CognitiveLab has shaken up the global document AI space with the launch of NetraEmbed, a multimodal multilingual retrieval model that outperforms existing baselines by 150 percent and supports 22 languages. “A one of a kind SoTA multimodal multilingual document retrieval model,” according to founder Adithya S Kolavi, NetraEmbed is designed to make large-scale cross-lingual document search production-ready, a task that has long remained challenging in the industry.
The model achieves a score of 0.716 on cross-lingual tasks and 0.738 on monolingual search, positioning it at the forefront of document retrieval technology. Unlike conventional models that focus solely on text, NetraEmbed processes documents as images, preserving critical visual elements such as charts, tables, and layout. At the same time, it produces compact 10 KB embeddings, making large-scale indexing feasible for enterprises handling vast multilingual datasets.
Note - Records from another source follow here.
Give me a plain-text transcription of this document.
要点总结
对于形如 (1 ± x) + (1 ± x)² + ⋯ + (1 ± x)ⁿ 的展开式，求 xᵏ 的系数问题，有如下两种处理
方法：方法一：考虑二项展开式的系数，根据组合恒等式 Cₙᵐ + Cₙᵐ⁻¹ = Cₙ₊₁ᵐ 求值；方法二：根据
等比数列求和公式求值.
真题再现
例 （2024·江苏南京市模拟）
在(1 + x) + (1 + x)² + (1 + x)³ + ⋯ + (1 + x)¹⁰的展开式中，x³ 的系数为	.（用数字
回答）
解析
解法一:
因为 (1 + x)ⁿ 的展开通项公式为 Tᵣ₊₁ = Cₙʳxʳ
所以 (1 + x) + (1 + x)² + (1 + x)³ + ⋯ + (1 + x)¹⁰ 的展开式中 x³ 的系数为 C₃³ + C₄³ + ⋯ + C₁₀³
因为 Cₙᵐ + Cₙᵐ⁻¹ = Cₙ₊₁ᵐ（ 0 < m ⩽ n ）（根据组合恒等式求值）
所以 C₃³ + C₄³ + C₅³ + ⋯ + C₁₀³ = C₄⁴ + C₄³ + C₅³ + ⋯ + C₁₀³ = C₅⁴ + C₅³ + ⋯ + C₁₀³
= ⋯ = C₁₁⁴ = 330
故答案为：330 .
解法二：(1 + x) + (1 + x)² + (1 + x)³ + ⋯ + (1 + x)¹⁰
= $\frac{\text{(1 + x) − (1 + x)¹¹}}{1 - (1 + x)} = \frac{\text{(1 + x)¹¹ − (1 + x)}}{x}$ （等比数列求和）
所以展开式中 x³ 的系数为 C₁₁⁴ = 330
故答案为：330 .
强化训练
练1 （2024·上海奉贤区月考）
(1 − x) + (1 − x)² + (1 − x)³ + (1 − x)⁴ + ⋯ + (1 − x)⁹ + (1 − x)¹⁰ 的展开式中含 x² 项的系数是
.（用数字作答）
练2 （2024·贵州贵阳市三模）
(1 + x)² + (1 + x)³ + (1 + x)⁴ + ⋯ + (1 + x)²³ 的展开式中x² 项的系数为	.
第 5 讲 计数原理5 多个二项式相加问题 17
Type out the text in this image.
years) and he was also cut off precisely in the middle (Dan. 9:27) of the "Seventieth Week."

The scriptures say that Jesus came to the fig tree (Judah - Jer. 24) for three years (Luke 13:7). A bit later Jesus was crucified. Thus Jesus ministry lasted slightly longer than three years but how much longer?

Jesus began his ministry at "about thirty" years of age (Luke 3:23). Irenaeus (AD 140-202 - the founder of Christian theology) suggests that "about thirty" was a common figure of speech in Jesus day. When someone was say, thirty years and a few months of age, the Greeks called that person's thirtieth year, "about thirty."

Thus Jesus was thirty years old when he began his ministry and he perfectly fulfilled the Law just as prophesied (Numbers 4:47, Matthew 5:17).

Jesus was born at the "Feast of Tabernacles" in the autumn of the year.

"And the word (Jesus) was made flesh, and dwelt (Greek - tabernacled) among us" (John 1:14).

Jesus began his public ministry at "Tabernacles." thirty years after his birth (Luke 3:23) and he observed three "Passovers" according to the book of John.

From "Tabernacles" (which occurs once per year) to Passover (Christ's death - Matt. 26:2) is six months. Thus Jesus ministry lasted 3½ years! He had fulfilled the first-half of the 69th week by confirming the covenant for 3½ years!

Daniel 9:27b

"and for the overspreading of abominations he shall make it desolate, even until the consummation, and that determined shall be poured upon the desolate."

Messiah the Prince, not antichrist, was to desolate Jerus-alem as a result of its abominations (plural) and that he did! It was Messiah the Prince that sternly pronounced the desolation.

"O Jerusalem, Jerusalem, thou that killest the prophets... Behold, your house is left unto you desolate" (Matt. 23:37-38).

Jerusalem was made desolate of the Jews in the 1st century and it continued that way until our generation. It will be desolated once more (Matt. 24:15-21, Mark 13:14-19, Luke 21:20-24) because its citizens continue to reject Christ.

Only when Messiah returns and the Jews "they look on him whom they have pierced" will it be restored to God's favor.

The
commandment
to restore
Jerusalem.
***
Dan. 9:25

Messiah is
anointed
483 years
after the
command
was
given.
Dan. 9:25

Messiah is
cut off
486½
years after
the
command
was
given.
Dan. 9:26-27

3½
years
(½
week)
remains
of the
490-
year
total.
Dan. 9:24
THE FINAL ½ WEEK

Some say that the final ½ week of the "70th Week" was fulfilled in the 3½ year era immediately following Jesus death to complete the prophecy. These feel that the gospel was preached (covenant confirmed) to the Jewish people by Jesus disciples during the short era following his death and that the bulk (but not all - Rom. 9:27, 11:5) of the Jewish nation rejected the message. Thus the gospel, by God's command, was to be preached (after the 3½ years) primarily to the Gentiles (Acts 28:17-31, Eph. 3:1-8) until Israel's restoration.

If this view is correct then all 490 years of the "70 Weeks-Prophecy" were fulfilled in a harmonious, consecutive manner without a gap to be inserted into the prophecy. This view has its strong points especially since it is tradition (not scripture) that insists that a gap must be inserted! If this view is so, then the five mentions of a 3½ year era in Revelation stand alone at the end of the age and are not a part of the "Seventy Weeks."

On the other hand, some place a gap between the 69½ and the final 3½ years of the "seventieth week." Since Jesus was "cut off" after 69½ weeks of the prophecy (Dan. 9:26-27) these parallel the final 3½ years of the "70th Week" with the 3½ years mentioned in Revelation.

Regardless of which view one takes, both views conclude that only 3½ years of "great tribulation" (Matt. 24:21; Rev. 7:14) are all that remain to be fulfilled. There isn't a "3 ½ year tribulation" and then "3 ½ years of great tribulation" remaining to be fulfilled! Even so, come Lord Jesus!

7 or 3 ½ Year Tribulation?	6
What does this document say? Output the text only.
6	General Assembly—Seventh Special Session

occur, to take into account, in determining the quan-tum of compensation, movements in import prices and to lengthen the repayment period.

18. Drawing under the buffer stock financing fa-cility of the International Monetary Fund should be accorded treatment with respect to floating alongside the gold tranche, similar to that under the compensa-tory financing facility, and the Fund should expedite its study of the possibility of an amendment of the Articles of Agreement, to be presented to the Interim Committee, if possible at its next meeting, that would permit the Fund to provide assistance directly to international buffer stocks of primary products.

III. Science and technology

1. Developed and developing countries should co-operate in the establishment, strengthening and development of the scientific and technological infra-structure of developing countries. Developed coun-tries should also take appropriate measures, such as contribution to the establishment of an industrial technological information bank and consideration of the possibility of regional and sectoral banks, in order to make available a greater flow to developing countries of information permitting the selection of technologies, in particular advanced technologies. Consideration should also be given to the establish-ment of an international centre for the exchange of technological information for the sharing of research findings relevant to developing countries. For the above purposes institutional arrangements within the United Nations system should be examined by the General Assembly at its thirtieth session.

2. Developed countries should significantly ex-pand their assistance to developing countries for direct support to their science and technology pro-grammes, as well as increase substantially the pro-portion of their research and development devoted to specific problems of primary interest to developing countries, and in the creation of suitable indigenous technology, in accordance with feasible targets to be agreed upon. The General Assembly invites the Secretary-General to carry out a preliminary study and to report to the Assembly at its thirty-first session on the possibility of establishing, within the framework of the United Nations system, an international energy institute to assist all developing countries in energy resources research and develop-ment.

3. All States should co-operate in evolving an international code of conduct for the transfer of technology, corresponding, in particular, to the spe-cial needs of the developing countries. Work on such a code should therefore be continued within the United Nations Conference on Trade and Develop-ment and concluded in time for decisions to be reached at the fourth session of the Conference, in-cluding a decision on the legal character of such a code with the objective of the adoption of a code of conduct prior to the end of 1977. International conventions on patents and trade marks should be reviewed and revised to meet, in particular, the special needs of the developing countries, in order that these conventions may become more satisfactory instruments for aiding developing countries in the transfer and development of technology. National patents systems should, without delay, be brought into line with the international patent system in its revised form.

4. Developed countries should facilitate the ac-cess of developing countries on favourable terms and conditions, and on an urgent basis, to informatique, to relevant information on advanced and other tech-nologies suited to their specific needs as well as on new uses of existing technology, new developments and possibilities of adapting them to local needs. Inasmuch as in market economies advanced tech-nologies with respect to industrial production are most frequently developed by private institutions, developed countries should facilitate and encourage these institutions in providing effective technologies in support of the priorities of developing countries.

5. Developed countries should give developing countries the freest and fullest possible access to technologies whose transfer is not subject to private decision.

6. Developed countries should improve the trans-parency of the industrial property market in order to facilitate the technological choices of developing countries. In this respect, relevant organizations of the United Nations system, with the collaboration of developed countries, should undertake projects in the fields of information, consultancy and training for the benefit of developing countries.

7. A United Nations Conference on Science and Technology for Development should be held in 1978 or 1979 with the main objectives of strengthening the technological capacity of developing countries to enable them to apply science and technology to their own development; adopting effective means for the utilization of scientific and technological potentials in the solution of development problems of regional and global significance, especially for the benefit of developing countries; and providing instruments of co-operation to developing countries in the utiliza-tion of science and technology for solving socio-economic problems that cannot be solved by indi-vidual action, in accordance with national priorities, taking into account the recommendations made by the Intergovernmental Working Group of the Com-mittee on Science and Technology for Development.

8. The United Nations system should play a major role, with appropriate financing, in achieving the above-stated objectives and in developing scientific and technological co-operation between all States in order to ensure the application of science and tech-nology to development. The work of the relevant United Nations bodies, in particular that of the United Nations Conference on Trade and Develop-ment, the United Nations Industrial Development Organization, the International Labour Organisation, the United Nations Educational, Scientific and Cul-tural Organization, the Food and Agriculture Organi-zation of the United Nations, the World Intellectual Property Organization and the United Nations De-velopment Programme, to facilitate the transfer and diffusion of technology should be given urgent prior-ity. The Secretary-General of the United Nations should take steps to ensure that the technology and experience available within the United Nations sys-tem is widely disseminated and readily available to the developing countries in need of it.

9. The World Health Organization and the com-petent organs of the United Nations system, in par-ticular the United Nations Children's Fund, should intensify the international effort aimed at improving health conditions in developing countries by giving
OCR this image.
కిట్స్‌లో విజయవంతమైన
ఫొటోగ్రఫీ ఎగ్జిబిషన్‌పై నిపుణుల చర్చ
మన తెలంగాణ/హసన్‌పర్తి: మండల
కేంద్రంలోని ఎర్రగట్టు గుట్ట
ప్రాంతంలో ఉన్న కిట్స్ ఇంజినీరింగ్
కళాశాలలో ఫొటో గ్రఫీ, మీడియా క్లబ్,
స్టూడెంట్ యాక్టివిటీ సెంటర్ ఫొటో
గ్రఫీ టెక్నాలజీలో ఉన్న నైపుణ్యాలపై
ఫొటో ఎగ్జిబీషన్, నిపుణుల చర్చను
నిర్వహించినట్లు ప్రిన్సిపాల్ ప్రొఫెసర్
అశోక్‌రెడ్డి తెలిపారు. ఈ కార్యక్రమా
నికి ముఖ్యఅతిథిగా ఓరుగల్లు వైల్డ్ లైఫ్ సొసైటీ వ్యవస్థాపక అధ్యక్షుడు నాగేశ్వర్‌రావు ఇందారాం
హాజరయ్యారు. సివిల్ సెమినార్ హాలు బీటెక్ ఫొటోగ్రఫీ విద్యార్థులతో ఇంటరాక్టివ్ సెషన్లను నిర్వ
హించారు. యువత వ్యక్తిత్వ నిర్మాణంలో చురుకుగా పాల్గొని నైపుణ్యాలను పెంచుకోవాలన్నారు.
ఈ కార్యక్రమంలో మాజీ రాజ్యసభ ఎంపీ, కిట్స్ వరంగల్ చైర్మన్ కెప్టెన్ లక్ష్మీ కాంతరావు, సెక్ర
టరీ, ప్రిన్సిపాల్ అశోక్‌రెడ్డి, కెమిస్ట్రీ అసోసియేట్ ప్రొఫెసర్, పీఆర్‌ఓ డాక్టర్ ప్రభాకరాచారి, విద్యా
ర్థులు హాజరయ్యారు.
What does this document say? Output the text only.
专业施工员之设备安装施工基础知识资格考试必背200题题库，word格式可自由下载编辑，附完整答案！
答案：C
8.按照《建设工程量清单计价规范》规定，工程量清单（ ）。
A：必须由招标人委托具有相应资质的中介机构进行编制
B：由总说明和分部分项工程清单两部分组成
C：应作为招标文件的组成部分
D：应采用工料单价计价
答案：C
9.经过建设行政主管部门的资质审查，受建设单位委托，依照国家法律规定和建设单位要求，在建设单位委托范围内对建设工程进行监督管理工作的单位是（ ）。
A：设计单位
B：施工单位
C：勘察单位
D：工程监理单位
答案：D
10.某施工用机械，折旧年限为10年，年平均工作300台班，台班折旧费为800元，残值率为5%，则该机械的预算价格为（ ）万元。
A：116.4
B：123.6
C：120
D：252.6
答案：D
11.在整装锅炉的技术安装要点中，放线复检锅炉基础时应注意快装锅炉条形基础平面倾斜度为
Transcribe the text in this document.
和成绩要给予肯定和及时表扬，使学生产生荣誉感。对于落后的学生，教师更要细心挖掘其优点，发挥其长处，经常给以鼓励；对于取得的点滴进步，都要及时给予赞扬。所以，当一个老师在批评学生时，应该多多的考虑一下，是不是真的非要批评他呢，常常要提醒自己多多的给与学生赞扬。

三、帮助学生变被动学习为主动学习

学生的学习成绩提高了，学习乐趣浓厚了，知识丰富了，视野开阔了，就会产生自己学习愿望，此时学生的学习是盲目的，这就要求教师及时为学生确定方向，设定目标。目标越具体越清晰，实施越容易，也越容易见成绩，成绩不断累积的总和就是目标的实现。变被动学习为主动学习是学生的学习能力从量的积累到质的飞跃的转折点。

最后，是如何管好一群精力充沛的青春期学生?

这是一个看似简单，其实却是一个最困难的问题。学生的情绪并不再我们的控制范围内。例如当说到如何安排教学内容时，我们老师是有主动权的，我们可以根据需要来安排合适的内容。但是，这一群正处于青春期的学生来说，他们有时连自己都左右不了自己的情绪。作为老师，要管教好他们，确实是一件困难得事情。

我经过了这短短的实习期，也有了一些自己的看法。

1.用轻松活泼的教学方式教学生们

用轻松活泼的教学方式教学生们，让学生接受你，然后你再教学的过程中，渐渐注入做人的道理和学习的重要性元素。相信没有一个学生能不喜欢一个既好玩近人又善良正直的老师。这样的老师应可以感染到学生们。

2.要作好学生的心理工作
In addition to NetraEmbed, CognitiveLab has introduced ColNetraEmbed, which offers token-level explanations and flexible embedding sizes. This extension further enhances interpretability and adaptability, allowing organizations to tailor the model’s outputs for complex retrieval and analytical workflows.
The release coincides with the launch of the NayanaIR benchmark, which includes 23 datasets, and the M3DR research paper, reflecting CognitiveLab’s broader efforts under the Nayana initiative for multilingual, multimodal document intelligence. According to the company, future models in this initiative aim to push capabilities beyond retrieval into deep document understanding and cross-lingual question answering, promising even more advanced AI-driven insights.
With NetraEmbed, CognitiveLab is addressing a long-standing gap in AI-driven document search: delivering robust performance across languages while maintaining the structural integrity of documents. By combining multimodal processing, efficient embeddings, and interpretability, the model sets a new standard for enterprises and researchers looking to harness document AI at scale.